3.     Beverly's consumer debt safety ratio is calculated as follows: Use worksheet 6.1.

               Type of Loan                                   Mo. Payment
               Auto loan                                      $       380
               Dept. store charge card                                 60
               Bank credit card                                        85
               Personal line of credit                                120
                                       Total Monthly Payments $       645

           Debt Safety Ratio            =   Total Monthly Consumer Credit Payments
                                                   Monthly Take-Home Pay
                                        =   $ 645
                                            $3,320
                                        =   19.4%
     If Beverly wants her debt safety ratio to be only 12.5% of her current take-home pay,
     she must reduce her total monthly payments to $415 ($3,320 x .125).

     If Beverly wants her current consumer debt load to equal 12.5% of take-home pay, then
     she would have to increase her take-home pay to $5,160 ($645 = 0.125 x Take-home
     pay or Take-home pay = $645 ÷ 0.125)

4.   If Bill and Ethel have a home appraised at $180,000 and a mortgage balance of only
     $90,000, they have equity in the home of $90,000 ($180,000 – $90,000). If an S&L
     will lend money on the home at a loan-to-value ratio of 75%, the S&L would be
     willing to lend up to $135,000, or .75 x $180,000. Subtracting the first mortgage of
     $90,000, the Pattersons could qualify for a home equity loan of $45,000.

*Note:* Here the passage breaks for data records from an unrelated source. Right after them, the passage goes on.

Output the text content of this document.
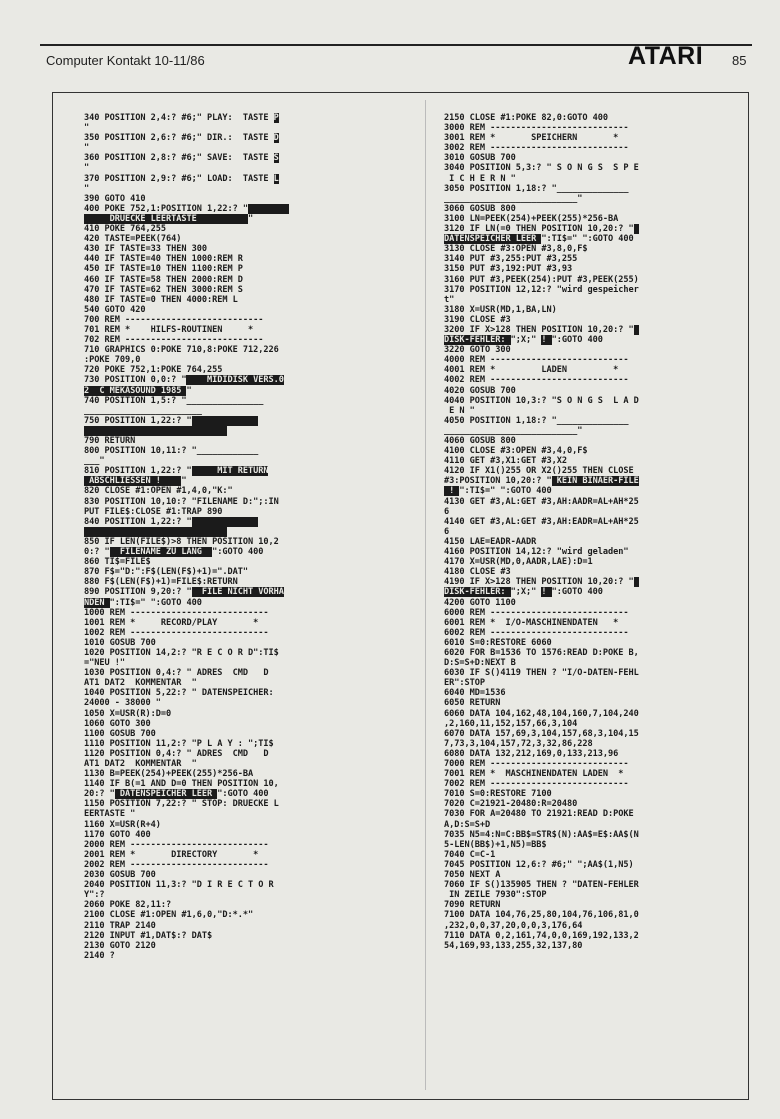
Computer Kontakt 10-11/86	ATARI 85
340 POSITION 2,4:? #6;" PLAY:  TASTE P
"
350 POSITION 2,6:? #6;" DIR.:  TASTE D
"
360 POSITION 2,8:? #6;" SAVE:  TASTE S
"
370 POSITION 2,9:? #6;" LOAD:  TASTE L
"
390 GOTO 410
400 POKE 752,1:POSITION 1,22:? "
DRUECKE LEERTASTE          "
410 POKE 764,255
420 TASTE=PEEK(764)
430 IF TASTE=33 THEN 300
440 IF TASTE=40 THEN 1000:REM R
450 IF TASTE=10 THEN 1100:REM P
460 IF TASTE=58 THEN 2000:REM D
470 IF TASTE=62 THEN 3000:REM S
480 IF TASTE=0 THEN 4000:REM L
540 GOTO 420
700 REM ---------------------------
701 REM *    HILFS-ROUTINEN     *
702 REM ---------------------------
710 GRAPHICS 0:POKE 710,8:POKE 712,226
:POKE 709,0
720 POKE 752,1:POKE 764,255
730 POSITION 0,0:? "    MIDIDISK VERS.0
2  C MEKASOUND 1985 "
740 POSITION 1,5:? "_______________
_______________________
750 POSITION 1,22:? "

790 RETURN
800 POSITION 10,11:? "____________
___"
810 POSITION 1,22:? "     MIT RETURN
ABSCHLIESSEN !    "
820 CLOSE #1:OPEN #1,4,0,"K:"
830 POSITION 10,10:? "FILENAME D:";:IN
PUT FILE$:CLOSE #1:TRAP 890
840 POSITION 1,22:? "

850 IF LEN(FILE$)>8 THEN POSITION 10,2
0:? "  FILENAME ZU LANG  ":GOTO 400
860 TI$=FILE$
870 F$="D:":F$(LEN(F$)+1)=".DAT"
880 F$(LEN(F$)+1)=FILE$:RETURN
890 POSITION 9,20:? "  FILE NICHT VORHA
NDEN ":TI$=" ":GOTO 400
1000 REM ---------------------------
1001 REM *     RECORD/PLAY       *
1002 REM ---------------------------
1010 GOSUB 700
1020 POSITION 14,2:? "R E C O R D":TI$
="NEU !"
1030 POSITION 0,4:? " ADRES  CMD   D
AT1 DAT2  KOMMENTAR  "
1040 POSITION 5,22:? " DATENSPEICHER:
24000 - 38000 "
1050 X=USR(R):D=0
1060 GOTO 300
1100 GOSUB 700
1110 POSITION 11,2:? "P L A Y : ";TI$
1120 POSITION 0,4:? " ADRES  CMD   D
AT1 DAT2  KOMMENTAR  "
1130 B=PEEK(254)+PEEK(255)*256-BA
1140 IF B(=1 AND D=0 THEN POSITION 10,
20:? " DATENSPEICHER LEER ":GOTO 400
1150 POSITION 7,22:? " STOP: DRUECKE L
EERTASTE "
1160 X=USR(R+4)
1170 GOTO 400
2000 REM ---------------------------
2001 REM *       DIRECTORY       *
2002 REM ---------------------------
2030 GOSUB 700
2040 POSITION 11,3:? "D I R E C T O R
Y":?
2060 POKE 82,11:?
2100 CLOSE #1:OPEN #1,6,0,"D:*.*"
2110 TRAP 2140
2120 INPUT #1,DAT$:? DAT$
2130 GOTO 2120
2140 ?
2150 CLOSE #1:POKE 82,0:GOTO 400
3000 REM ---------------------------
3001 REM *       SPEICHERN       *
3002 REM ---------------------------
3010 GOSUB 700
3040 POSITION 5,3:? " S O N G S  S P E
I C H E R N "
3050 POSITION 1,18:? "______________
__________________________"
3060 GOSUB 800
3100 LN=PEEK(254)+PEEK(255)*256-BA
3120 IF LN(=0 THEN POSITION 10,20:? "
DATENSPEICHER LEER ":TI$=" ":GOTO 400
3130 CLOSE #3:OPEN #3,8,0,F$
3140 PUT #3,255:PUT #3,255
3150 PUT #3,192:PUT #3,93
3160 PUT #3,PEEK(254):PUT #3,PEEK(255)
3170 POSITION 12,12:? "wird gespeicher
t"
3180 X=USR(MD,1,BA,LN)
3190 CLOSE #3
3200 IF X>128 THEN POSITION 10,20:? "
DISK-FEHLER: ";X;" ! ":GOTO 400
3220 GOTO 300
4000 REM ---------------------------
4001 REM *         LADEN         *
4002 REM ---------------------------
4020 GOSUB 700
4040 POSITION 10,3:? "S O N G S  L A D
E N "
4050 POSITION 1,18:? "______________
__________________________"
4060 GOSUB 800
4100 CLOSE #3:OPEN #3,4,0,F$
4110 GET #3,X1:GET #3,X2
4120 IF X1()255 OR X2()255 THEN CLOSE
#3:POSITION 10,20:? " KEIN BINAER-FILE
! ":TI$=" ":GOTO 400
4130 GET #3,AL:GET #3,AH:AADR=AL+AH*25
6
4140 GET #3,AL:GET #3,AH:EADR=AL+AH*25
6
4150 LAE=EADR-AADR
4160 POSITION 14,12:? "wird geladen"
4170 X=USR(MD,0,AADR,LAE):D=1
4180 CLOSE #3
4190 IF X>128 THEN POSITION 10,20:? "
DISK-FEHLER: ";X;" ! ":GOTO 400
4200 GOTO 1100
6000 REM ---------------------------
6001 REM *  I/O-MASCHINENDATEN   *
6002 REM ---------------------------
6010 S=0:RESTORE 6060
6020 FOR B=1536 TO 1576:READ D:POKE B,
D:S=S+D:NEXT B
6030 IF S()4119 THEN ? "I/O-DATEN-FEHL
ER":STOP
6040 MD=1536
6050 RETURN
6060 DATA 104,162,48,104,160,7,104,240
,2,160,11,152,157,66,3,104
6070 DATA 157,69,3,104,157,68,3,104,15
7,73,3,104,157,72,3,32,86,228
6080 DATA 132,212,169,0,133,213,96
7000 REM ---------------------------
7001 REM *  MASCHINENDATEN LADEN  *
7002 REM ---------------------------
7010 S=0:RESTORE 7100
7020 C=21921-20480:R=20480
7030 FOR A=20480 TO 21921:READ D:POKE
A,D:S=S+D
7035 N5=4:N=C:BB$=STR$(N):AA$=E$:AA$(N
5-LEN(BB$)+1,N5)=BB$
7040 C=C-1
7045 POSITION 12,6:? #6;" ";AA$(1,N5)
7050 NEXT A
7060 IF S()135905 THEN ? "DATEN-FEHLER
IN ZEILE 7930":STOP
7090 RETURN
7100 DATA 104,76,25,80,104,76,106,81,0
,232,0,0,37,20,0,0,3,176,64
7110 DATA 0,2,161,74,0,0,169,192,133,2
54,169,93,133,255,32,137,80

     According to the latest provisions of the tax code, all of the interest paid on their home
     equity loan would be fully deductible (for federal tax purposes). It makes no difference
     what the house originally cost; the only thing that matters is that the amount of
     indebtedness on the house not exceed its fair market value (which is virtually
     impossible given a loan-to-value ratio of 75%). Other than that, a homeowner is
     allowed to fully deduct the interest charges on home equity loans of up to $100,000;
     since the Pattersons' home equity line is within this limit (theirs is a $45,000 line), the
     interest on it is fully deductible.

     Note: under current tax laws, the total amount of itemized deductions as reported on
     Schedule A may be reduced for taxpayers with adjusted gross incomes greater than a
     certain level. Also, if taxpayers do not itemize deductions and take the standard
     deduction instead, the tax deductibility feature of a home equity loan would not make a
     different in the amount of taxes owed.


5.   If Parviz plans to pay his balance in full each month, the interest rate on his credit card
     would not matter. Virtually all cards do not charge a fee if the cardholder's balance is
     paid in full each billing cycle, provided no late fees or over-the-limit fees apply.
     Therefore, he would go with the card which does not have an annual fee.

     However, if he knows he will carry a significant balance from one billing cycle to the
     next, he may well be better off with the card that charges an annual fee and a lower
     interest rate. The higher his balance, the more attractive such a card would become.
     However, several words of caution are in order here. If a credit card uses the two-cycle
     average daily balance including new purchases method of computing the balance on
     which to apply the interest rate, the cardholder's effective rate of return is likely to be
     much higher than the stated rate, depending on the timing of when charges and payoffs
     are made. Knowing the balance method in addition to the rate charged is crucial to
     making a good financial decision.